Le projet de loi de prorogation de l’état d’urgence sanitaire, actuellement examiné au Sénat, n’est pas seulement l’occasion pour le Parlement de se prononcer sur une prolongation de cet état d’exception, rendu nécessaire par la pandémie de Covid-19. Le texte permet aussi d’en modifier le cadre. Dans la nuit du 4 au 5 mai 2020, le Sénat, à majorité de droite et du centre, a modifié l’article 2, qui fixe les conditions d’application des régimes de quarantaine et d’isolement, à domicile ou dans un lieu réquisitionné par les pouvoirs publics.
Ces mesures, fixées à 14 jours, ne pourront concerner que les personnes qui entrent sur la partie continentale de la France, en Corse, ou dans les collectivités d’outre-mer, et qui ont séjourné au cours du mois précédent dans une zone de circulation de l’infection. Le matin, la commission des Lois du Sénat avait retiré du projet de loi l’application de ces mesures de quarantaine pour les personnes arrivant en France continentale depuis la Corse. En hémicycle, les sénateurs sont allés plus loin, en refusant que le placement préventif en quarantaine s’applique aux arrivées dans l’Hexagone en provenance des Outre-mer. C’est le résultat d’un amendement qu’a fait adopter Maryse Carrère et plusieurs de ses collègues du groupe RDSE.
Alain Milon défendait une contrainte pour les personnes qui ne respecteraient pas une quatorzaine prescrite par leur médecin
La mouture actuelle des dispositions permises par l’état d’urgence sanitaire a été jugée insuffisante par Alain Milon (LR), médecin et président de la commission des Affaires sociales du Sénat.

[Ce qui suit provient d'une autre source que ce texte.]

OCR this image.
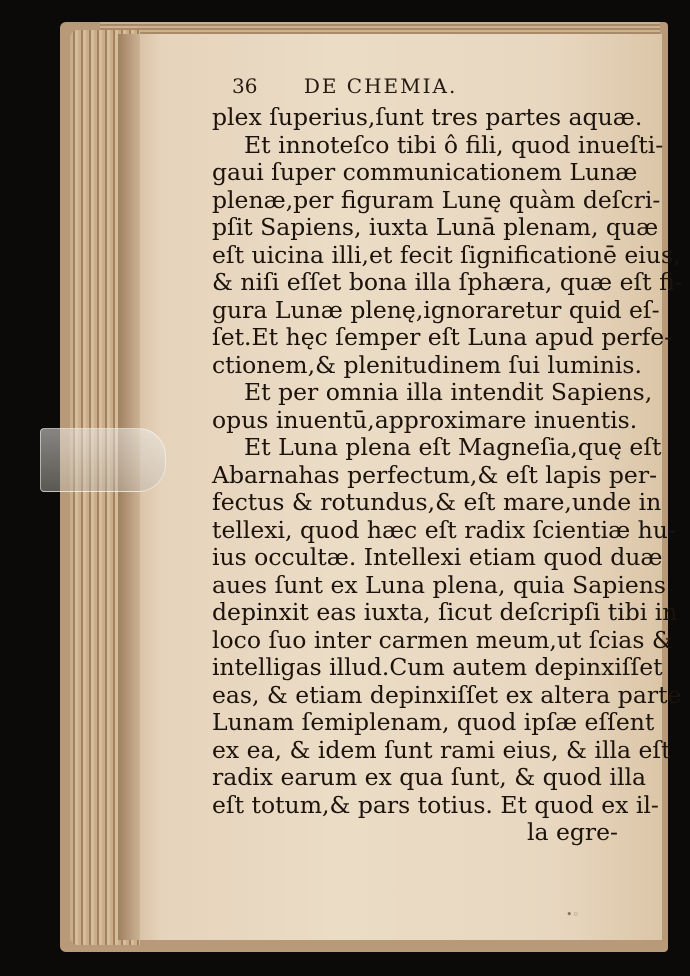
36 DE CHEMIA.
plex ſuperius,ſunt tres partes aquæ.
Et innoteſco tibi ô fili, quod inueſti-
gaui ſuper communicationem Lunæ
plenæ,per figuram Lunę quàm deſcri-
pſit Sapiens, iuxta Lunā plenam, quæ
eſt uicina illi,et fecit ſignificationē eius,
& niſi eſſet bona illa ſphæra, quæ eſt fi-
gura Lunæ plenę,ignoraretur quid eſ-
ſet.Et hęc ſemper eſt Luna apud perfe-
ctionem,& plenitudinem ſui luminis.
Et per omnia illa intendit Sapiens,
opus inuentū,approximare inuentis.
Et Luna plena eſt Magneſia,quę eſt
Abarnahas perfectum,& eſt lapis per-
fectus & rotundus,& eſt mare,unde in
tellexi, quod hæc eſt radix ſcientiæ hu-
ius occultæ. Intellexi etiam quod duæ
aues ſunt ex Luna plena, quia Sapiens
depinxit eas iuxta, ſicut deſcripſi tibi in
loco ſuo inter carmen meum,ut ſcias &
intelligas illud.Cum autem depinxiſſet
eas, & etiam depinxiſſet ex altera parte
Lunam ſemiplenam, quod ipſæ eſſent
ex ea, & idem ſunt rami eius, & illa eſt
radix earum ex qua ſunt, & quod illa
eſt totum,& pars totius. Et quod ex il-
la egre-
•◦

Pour le sénateur du Vaucluse, ces mesures de quarantaine et d’isolement doivent pouvoir s’appliquer, dans le cas d’une maladie transmissible « hautement contagieuse » comme le coronavirus, à une personne infectée, ou présentant un risque d’infection, qui refuserait une prescription médicale d’isolement prophylactique.
Car une telle personne créerait par son comportement, un « risque grave » pour la santé de la population. « Limiter à une simple recommandation, dénuée de tout effet contraignant, ne prémunit absolument pas le pays contre le surgissement d’une deuxième vague », a alerté le président de commission.
« Il n’y a pas écrit sur son front mis en quarantaine par arrêté du préfet », fait remarquer Philippe Bas
Comme dans les travaux de commission menés durant la matinée, Philippe Bas, le président (LR) de la commission des Lois, a réussi à convaincre dans l’hémicycle une majorité de sénateurs de se rallier à son point de vue, et donc de ne pas adopter cet amendement. « Si le régime est un régime de contrainte, il va y avoir de nombreuses stratégies de d’évitement, de contournement. Des personnes dissimuleront qu'elles sont porteuses du virus », a mis en garde Philippe Bas. Autre argument pour le sénateur de la Manche : la mesure aurait été inapplicable. « C’est une fiction que de prévoir ce régime de contrainte, qui ne sera pas appliqué car nous n’avons pas les moyens de l’appliquer. La personne dans la rue, il n’y a pas écrit sur son front mis en quarantaine par arrêté du préfet. »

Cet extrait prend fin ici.